As “The Irishman” was a feature film and not a TV show, you could argue it was trying to have it both ways. As someone who operates a series of theatrically presented films in an art museum, I’m not sure I like the trend toward streaming new Oscar-eligible films. But as a subscriber to Netflix, Hulu and Amazon Prime (among others), I might be protesting too much.

A similar issue came up a year ago when “Roma,” an acclaimed drama from Mexico, was heavily streamed on Netflix rather than shown in theaters. “The Irishman” dustup only increases the concerns of theatrical folks that there may be a trend toward them losing their traditional window in which to show movies before they go to streaming.

If “The Irishman” had been made for conventional release, it would have been a little leaner, and at least a little better. Scorsese would have been under some pressure to be more disciplined in the editing process.

Anyway, it will be interesting to see how the motion-picture academy deals with the streaming-vs.-theatrical issue in the future. The industry is changing.

Meanwhile, the Flint Institute of Arts’ Friends of Modern Art film series has scheduled a couple of other best picture Oscar nominees – one of which won the top academy honor – to begin its March schedule.

“Jojo Rabbit,” slated for March 6-8, came up short for best picture but won for director Taika Waititi’s adapted screenplay set during World War II. Humor and pathos intersect as the world view of a lonely Jewish boy is jolted when he discovers that his mother (Scarlett Johansson) is harboring a secret.

On March 13-15, the best picture winner, “Parasite,” is scheduled to return to the FIA theater.
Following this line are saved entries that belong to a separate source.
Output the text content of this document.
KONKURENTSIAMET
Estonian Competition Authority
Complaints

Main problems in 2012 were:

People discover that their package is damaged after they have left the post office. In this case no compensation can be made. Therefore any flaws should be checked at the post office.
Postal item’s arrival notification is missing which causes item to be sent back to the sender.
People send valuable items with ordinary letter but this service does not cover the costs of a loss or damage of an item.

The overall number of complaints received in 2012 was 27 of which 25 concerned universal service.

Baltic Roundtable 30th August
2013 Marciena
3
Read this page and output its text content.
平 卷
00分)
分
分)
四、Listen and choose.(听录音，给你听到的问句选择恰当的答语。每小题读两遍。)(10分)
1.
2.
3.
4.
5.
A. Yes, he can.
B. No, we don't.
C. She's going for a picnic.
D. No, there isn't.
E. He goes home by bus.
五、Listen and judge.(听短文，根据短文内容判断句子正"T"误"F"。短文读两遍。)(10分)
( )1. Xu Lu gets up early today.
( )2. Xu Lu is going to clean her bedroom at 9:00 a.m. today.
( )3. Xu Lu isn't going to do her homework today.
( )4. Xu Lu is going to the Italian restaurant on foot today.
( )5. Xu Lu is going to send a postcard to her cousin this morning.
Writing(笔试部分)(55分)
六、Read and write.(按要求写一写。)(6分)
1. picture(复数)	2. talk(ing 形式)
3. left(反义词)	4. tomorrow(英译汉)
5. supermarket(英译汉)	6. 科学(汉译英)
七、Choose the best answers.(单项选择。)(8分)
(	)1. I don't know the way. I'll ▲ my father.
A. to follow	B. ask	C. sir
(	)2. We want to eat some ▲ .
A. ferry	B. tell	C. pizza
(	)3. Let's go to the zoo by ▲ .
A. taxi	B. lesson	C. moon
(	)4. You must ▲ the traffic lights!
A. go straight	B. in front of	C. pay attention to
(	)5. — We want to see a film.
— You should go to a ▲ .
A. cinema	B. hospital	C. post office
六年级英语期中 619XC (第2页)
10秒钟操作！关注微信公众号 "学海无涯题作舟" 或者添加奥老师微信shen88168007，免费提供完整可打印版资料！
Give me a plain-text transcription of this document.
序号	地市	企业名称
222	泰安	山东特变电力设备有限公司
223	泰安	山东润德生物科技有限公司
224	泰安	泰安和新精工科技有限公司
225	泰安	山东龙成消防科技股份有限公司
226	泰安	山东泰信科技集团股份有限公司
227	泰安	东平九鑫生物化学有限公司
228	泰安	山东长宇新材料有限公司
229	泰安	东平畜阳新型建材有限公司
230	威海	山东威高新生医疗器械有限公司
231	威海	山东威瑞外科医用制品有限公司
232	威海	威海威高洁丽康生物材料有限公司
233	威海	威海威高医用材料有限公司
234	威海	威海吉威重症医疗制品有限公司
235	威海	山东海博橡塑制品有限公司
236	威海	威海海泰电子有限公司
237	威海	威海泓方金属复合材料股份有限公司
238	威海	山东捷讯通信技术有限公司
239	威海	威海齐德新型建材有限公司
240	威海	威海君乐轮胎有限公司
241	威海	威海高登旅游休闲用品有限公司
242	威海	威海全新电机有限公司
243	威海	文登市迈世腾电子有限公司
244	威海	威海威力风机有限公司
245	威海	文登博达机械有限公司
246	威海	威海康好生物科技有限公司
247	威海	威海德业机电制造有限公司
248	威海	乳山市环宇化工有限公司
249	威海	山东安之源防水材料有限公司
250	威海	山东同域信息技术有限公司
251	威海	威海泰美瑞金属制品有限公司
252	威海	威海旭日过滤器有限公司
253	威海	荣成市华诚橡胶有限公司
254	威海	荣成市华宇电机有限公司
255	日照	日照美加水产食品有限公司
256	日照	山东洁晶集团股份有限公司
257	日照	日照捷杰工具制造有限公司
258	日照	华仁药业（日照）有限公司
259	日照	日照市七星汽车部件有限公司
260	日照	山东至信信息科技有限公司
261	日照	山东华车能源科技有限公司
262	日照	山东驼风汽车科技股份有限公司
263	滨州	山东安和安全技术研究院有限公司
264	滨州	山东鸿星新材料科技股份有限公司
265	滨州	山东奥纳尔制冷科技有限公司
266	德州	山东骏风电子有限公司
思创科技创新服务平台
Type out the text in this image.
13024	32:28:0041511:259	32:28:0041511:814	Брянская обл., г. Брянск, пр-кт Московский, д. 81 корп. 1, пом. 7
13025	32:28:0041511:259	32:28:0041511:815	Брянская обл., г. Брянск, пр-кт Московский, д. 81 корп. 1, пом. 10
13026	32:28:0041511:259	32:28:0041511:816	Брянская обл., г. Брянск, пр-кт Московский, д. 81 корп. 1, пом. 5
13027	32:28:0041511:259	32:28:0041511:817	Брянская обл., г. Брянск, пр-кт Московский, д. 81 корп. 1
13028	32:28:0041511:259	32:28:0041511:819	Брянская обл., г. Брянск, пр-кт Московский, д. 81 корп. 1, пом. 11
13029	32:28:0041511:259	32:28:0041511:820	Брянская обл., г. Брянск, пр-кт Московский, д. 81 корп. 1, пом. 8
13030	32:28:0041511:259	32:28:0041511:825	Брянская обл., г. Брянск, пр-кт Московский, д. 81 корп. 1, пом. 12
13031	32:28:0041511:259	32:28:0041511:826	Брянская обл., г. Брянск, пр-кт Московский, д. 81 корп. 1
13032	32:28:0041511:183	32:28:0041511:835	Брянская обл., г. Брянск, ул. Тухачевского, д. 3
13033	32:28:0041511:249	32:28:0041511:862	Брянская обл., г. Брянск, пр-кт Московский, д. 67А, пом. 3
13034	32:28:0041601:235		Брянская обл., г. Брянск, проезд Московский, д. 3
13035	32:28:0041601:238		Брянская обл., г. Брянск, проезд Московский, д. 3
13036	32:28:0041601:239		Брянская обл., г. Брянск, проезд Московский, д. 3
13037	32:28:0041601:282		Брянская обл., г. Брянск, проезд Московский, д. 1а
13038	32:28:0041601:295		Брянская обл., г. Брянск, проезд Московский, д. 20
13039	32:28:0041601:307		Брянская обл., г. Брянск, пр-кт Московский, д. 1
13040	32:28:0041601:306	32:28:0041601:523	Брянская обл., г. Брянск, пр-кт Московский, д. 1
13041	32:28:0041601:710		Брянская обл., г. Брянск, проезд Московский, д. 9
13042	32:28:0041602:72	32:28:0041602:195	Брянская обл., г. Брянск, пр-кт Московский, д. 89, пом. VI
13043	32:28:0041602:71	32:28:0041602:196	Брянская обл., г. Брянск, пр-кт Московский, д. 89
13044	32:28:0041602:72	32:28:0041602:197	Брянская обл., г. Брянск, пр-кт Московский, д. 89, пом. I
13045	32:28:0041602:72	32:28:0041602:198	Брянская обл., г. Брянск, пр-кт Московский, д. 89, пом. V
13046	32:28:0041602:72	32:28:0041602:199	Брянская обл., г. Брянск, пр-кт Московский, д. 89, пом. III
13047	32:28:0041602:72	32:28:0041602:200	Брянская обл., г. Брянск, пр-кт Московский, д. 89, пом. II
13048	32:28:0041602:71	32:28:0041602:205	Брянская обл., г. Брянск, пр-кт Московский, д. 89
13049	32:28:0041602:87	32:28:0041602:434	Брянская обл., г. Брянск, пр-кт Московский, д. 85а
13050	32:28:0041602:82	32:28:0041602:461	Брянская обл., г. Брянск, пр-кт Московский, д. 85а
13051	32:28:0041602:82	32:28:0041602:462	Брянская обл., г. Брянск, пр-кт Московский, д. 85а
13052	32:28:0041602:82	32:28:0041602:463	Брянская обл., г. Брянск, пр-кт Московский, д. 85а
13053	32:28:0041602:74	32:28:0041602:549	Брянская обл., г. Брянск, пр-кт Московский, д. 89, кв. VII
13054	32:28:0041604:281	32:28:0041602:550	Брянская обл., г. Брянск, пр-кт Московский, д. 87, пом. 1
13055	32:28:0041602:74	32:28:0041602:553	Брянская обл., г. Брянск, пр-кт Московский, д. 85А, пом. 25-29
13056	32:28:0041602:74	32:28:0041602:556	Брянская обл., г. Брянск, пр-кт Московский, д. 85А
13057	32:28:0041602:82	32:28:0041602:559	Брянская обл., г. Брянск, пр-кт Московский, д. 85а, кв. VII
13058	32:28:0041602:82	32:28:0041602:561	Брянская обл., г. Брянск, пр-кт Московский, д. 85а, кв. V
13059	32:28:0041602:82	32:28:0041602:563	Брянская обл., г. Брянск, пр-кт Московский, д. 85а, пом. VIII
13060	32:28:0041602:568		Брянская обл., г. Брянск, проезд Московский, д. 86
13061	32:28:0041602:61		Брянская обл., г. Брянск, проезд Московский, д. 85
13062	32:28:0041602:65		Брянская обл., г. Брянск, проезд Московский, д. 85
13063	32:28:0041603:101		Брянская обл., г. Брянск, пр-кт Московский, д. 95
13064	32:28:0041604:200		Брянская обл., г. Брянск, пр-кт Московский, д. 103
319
If you missed it the first time at the museum, don’t miss this inventive, genre-bending thriller about the entangled lives of two South Korean families – one affluent, one not.

On March 19-22, the FIA will show three programs of Academy Award nominated short films – live action, animation and documentaries. (Visit FlintArts.org for a list of times and programs.) The schedule wraps on March 27-29 with “The Lighthouse,” a moody tale concerning the sanity of two distant lighthouse keepers, played by Robert Pattinson and Willem Dafoe.